Wansai - yes you find the cover to be 'extremely poor' but the photographer liked it, Time magazine liked it, many of the tens of thousands that shared the article and bought the magazine liked it. So, again its a case of opinion and judgement rather than tools. I'm struggling to see any miserable failure anywhere?

Tom Goodman

"Art is all about technical limitations."!!!???? Glad you cleared that up. That sort of remark is tailor-made for this article. Technique is fundamental but hardly "all" by any criteria.


Aye it's good fun allright, and i'm sure i can draw my phone and snap off a few pictures quicker than old clint drew his pistol back in the day.

As for quality aye i suppose how it's printed what on makes a difference and all, heck my old sony compact at 5.1 megs prints up real nice.

But the real fun involved in shooting film on a slr or using a dslr kicks any mobile photography experience to the kerb anytime anywhere that is the truth m'lud.

As for photographers nah any fool can take a picture these day's and why not, but there are very few who eleve it to an art form, dare i say that includes a vast majority of people who are famous by their work. Taylor swift may sing but Patsy cline she aint...

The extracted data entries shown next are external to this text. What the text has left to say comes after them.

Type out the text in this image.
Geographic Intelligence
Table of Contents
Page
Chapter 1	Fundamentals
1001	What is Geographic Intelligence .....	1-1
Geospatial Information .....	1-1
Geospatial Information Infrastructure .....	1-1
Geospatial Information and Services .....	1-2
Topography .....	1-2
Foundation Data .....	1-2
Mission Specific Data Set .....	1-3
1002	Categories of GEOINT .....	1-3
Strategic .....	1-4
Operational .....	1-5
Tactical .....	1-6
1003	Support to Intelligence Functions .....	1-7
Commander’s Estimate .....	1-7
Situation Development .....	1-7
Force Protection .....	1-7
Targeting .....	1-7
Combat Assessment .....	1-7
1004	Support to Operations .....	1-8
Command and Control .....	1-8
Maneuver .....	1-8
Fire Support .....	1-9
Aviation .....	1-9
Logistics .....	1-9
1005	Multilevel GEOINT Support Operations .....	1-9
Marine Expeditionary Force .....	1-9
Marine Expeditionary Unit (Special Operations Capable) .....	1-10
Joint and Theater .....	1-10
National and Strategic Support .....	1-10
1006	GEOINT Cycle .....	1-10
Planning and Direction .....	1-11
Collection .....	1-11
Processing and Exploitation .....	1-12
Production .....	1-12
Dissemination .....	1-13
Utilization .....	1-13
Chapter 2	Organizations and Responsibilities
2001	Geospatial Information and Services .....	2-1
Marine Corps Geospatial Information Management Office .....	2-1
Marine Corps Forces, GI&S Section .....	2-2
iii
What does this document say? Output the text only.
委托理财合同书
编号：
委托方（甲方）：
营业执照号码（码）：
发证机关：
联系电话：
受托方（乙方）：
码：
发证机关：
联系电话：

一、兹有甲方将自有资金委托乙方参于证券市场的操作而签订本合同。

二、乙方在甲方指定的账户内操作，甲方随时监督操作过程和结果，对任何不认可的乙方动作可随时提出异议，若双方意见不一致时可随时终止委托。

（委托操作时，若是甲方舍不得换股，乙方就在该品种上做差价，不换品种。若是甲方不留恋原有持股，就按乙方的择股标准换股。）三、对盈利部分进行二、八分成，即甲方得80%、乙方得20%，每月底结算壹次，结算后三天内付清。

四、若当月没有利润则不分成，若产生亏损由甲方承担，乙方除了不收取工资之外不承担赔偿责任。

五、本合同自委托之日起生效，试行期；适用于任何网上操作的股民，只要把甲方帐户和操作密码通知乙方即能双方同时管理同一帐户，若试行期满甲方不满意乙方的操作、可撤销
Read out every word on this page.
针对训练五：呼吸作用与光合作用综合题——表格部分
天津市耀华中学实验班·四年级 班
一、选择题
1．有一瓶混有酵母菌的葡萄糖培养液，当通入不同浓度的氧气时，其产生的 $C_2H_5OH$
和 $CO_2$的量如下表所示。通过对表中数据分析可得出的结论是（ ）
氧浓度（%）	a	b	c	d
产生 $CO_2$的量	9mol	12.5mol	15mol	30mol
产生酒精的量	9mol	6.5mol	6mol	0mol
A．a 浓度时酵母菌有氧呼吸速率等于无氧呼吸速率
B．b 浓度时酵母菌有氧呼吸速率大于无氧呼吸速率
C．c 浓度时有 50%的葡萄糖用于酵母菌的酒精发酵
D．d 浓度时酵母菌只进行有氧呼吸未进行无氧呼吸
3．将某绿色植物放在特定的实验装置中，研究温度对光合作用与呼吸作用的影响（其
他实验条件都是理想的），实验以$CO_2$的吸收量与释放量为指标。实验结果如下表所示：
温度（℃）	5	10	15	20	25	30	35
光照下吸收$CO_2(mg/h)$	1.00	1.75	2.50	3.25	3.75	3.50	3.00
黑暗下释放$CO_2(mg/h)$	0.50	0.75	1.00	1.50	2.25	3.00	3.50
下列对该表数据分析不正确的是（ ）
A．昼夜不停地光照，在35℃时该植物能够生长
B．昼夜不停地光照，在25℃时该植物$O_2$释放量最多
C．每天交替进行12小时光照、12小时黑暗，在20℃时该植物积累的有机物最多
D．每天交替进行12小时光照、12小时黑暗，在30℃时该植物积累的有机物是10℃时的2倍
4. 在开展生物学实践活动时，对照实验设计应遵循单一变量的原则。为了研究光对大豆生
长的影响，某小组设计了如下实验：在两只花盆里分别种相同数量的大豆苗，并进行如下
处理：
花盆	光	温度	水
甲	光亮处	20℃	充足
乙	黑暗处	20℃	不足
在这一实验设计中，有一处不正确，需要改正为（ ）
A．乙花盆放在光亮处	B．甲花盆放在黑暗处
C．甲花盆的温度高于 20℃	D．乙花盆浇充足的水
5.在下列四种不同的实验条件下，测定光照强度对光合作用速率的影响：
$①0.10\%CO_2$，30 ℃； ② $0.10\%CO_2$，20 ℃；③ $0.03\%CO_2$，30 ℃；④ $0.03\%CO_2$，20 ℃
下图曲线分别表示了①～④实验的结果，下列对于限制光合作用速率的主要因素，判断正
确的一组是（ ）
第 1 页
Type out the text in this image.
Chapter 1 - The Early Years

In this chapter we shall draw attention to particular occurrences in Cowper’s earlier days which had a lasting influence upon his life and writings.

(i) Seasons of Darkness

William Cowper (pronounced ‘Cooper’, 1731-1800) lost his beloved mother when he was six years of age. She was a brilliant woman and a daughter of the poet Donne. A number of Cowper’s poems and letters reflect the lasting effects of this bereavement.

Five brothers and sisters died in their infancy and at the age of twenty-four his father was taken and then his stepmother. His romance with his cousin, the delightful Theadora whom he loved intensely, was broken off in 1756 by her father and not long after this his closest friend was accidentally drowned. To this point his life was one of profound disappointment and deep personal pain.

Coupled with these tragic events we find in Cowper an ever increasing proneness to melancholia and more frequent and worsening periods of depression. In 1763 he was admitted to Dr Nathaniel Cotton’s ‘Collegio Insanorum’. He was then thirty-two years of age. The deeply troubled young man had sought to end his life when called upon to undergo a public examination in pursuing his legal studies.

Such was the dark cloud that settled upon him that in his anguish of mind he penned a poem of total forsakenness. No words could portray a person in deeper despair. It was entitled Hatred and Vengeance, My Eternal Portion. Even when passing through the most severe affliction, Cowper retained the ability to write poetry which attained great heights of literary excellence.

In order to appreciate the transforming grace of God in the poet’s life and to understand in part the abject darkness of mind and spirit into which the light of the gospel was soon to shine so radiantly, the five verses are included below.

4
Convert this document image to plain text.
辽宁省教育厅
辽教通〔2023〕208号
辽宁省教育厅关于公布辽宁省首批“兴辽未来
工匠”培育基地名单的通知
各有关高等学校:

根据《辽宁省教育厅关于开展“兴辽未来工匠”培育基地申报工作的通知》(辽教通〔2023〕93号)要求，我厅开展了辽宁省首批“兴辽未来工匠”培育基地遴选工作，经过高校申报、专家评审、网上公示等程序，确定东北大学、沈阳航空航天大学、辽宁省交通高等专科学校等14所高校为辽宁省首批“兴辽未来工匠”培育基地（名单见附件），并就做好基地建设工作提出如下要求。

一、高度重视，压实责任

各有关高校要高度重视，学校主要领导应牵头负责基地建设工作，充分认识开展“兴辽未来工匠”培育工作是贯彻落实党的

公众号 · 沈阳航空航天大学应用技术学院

"But the real fun involved in shooting film on a slr or using a dslr kicks any mobile photography experience to the kerb anytime anywhere that is the truth m'lud."

Spoken like a true curmudgeon. Not everyone finds the "experience" of lugging around a DSLR all that fun. Besides, they are two entirely different experiences (mobile photography and DSLR photography). Who says one has to be more fun than the other? It's like saying that having a casual picnic in the countryside is a lot more fun than having a dinner at a fine restaurant. Two totally different experiences.


curmudgeon?? Thanks for the compliment!!

Say what you want my man, i frankly don't care. But mobile phone photography frankly is not there yet in quality terms. Argue as you will about the art and all that, truth is i do care about quality so do lots of people i imagine.
No i dont lug around a dslr as you say, take what is needed, no need to walk around with twenty lenses!!